My gaze snapped up to theirs finding them studying me.

"Emmerson?" They said.

"Sid called and said you were probably headed this way. You know you have James and Jack and Sid extremely worried about you. Emmerson please say something," they said.

"I-I-I'm so sorry, so very sorry Mitch," I croaked, brokenly.

"Hey, hey why don't you sit down. You look like your going to pass out or something. It's still me, I'm still the same Mitch you grew up with," Mitch replied, with a smile.

I shakily sat down in the chair next to his bed and started shaking my head in denial.

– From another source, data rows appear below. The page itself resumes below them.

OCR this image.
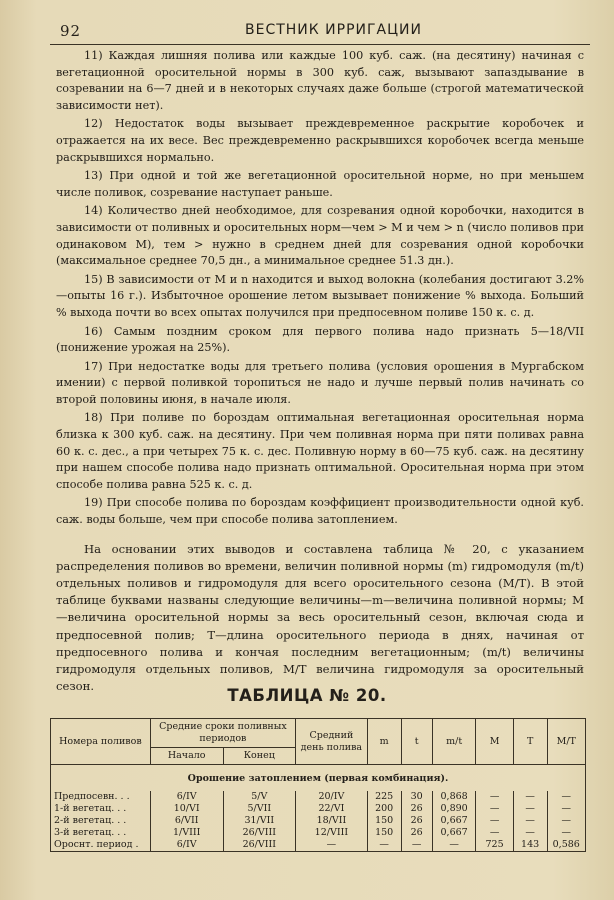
92	ВЕСТНИК ИРРИГАЦИИ

11) Каждая лишняя полива или каждые 100 куб. саж. (на десятину) начиная с вегетационной оросительной нормы в 300 куб. саж, вызывают запаздывание в созревании на 6—7 дней и в некоторых случаях даже больше (строгой математической зависимости нет).

12) Недостаток воды вызывает преждевременное раскрытие коробочек и отражается на их весе. Вес преждевременно раскрывшихся коробочек всегда меньше раскрывшихся нормально.

13) При одной и той же вегетационной оросительной норме, но при меньшем числе поливок, созревание наступает раньше.

14) Количество дней необходимое, для созревания одной коробочки, находится в зависимости от поливных и оросительных норм—чем > М и чем > n (число поливов при одинаковом М), тем > нужно в среднем дней для созревания одной коробочки (максимальное среднее 70,5 дн., а минимальное среднее 51.3 дн.).

15) В зависимости от М и n находится и выход волокна (колебания достигают 3.2%—опыты 16 г.). Избыточное орошение летом вызывает понижение % выхода. Больший % выхода почти во всех опытах получился при предпосевном поливе 150 к. с. д.

16) Самым поздним сроком для первого полива надо признать 5—18/VII (понижение урожая на 25%).

17) При недостатке воды для третьего полива (условия орошения в Мургабском имении) с первой поливкой торопиться не надо и лучше первый полив начинать со второй половины июня, в начале июля.

18) При поливе по бороздам оптимальная вегетационная оросительная норма близка к 300 куб. саж. на десятину. При чем поливная норма при пяти поливах равна 60 к. с. дес., а при четырех 75 к. с. дес. Поливную норму в 60—75 куб. саж. на десятину при нашем способе полива надо признать оптимальной. Оросительная норма при этом способе полива равна 525 к. с. д.

19) При способе полива по бороздам коэффициент производительности одной куб. саж. воды больше, чем при способе полива затоплением.

На основании этих выводов и составлена таблица № 20, с указанием распределения поливов во времени, величин поливной нормы (m) гидромодуля (m/t) отдельных поливов и гидромодуля для всего оросительного сезона (М/Т). В этой таблице буквами названы следующие величины—m—величина поливной нормы; М—величина оросительной нормы за весь оросительный сезон, включая сюда и предпосевной полив; Т—длина оросительного периода в днях, начиная от предпосевного полива и кончая последним вегетационным; (m/t) величины гидромодуля отдельных поливов, М/Т величина гидромодуля за оросительный сезон.	ТАБЛИЦА № 20.
Номера поливов	Средние сроки поливных периодов		Средний день полива	m	t	m/t	M	T	M/T
	Начало	Конец							
Орошение затоплением (первая комбинация).									
Предпосевн. . .	6/IV	5/V	20/IV	225	30	0,868	—	—	—
1-й вегетац. . .	10/VI	5/VII	22/VI	200	26	0,890	—	—	—
2-й вегетац. . .	6/VII	31/VII	18/VII	150	26	0,667	—	—	—
3-й вегетац. . .	1/VIII	26/VIII	12/VIII	150	26	0,667	—	—	—
Ороснт. период .	6/IV	26/VIII	—	—	—	—	725	143	0,586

"No your not the same person I grew up with. And it's all my fault," my voice said raspily.

"Hey I am the same person. I just can't get up and walk out of here," Mitch said jokingly.

"That's not funny Mitch," I snapped lowly.

"No I suppose it's not. But I've come to terms with it and accepted the truth," Mitch replied, a small frown forming on his face.

"I-I can't..... I can't be here.... I'm sorry I have to go.... It's all my fault... Again I'm so sorry Mitch," I croaked, starting to panic again and shakily stood up to leave.

"Emmerson it's not your fault. And you can't keep running off," Mitch snapped.

"I-I'm not running off," I whispered.

"Yes you are," Mitch snapped. "For some reason you can't face the truth. I heard how everyone just wants to help you and you won't accept their help. Emmerson you run off every time. Just like today you ran from Nicole's and James," Mitch sighed.

"It's all my fault. I should be here and not you," I croaked, the tears breaking loose.

"Emmerson NOT YOUR FAULT," Mitch snapped, angrily.

"Yes it is," I replied, shaking my head.

"Emmerson come here," Mitch said softening his tone, and reaching for my hand.

I stepped closer to the bed and took hold of his hand.

"Emmerson, Emmerson, Emmerson," Mitch sighed. "It's not your fault and you need to stop blaming yourself. I know you better than the back of my own hand. And I know the reason you haven't come to see me these past seven years is because you blame yourself. But you have to stop. It's time to stop blaming yourself. It's not your fault Emmerz," Mitch said, softly squeezing my hand.

"It is," I whispered.

"No it's not and I don't know why everyone let you take the blame. It's time for you to tell the truth," Mitch replied.

"Yeah Emmerz it's time the truth was told," someone said behind me, as two hands landed on each shoulder.

I turned my head and found Sid and Jack and James all standing there looking at me.

"We knew we'd find you here," Sid answered the unasked question in my eyes.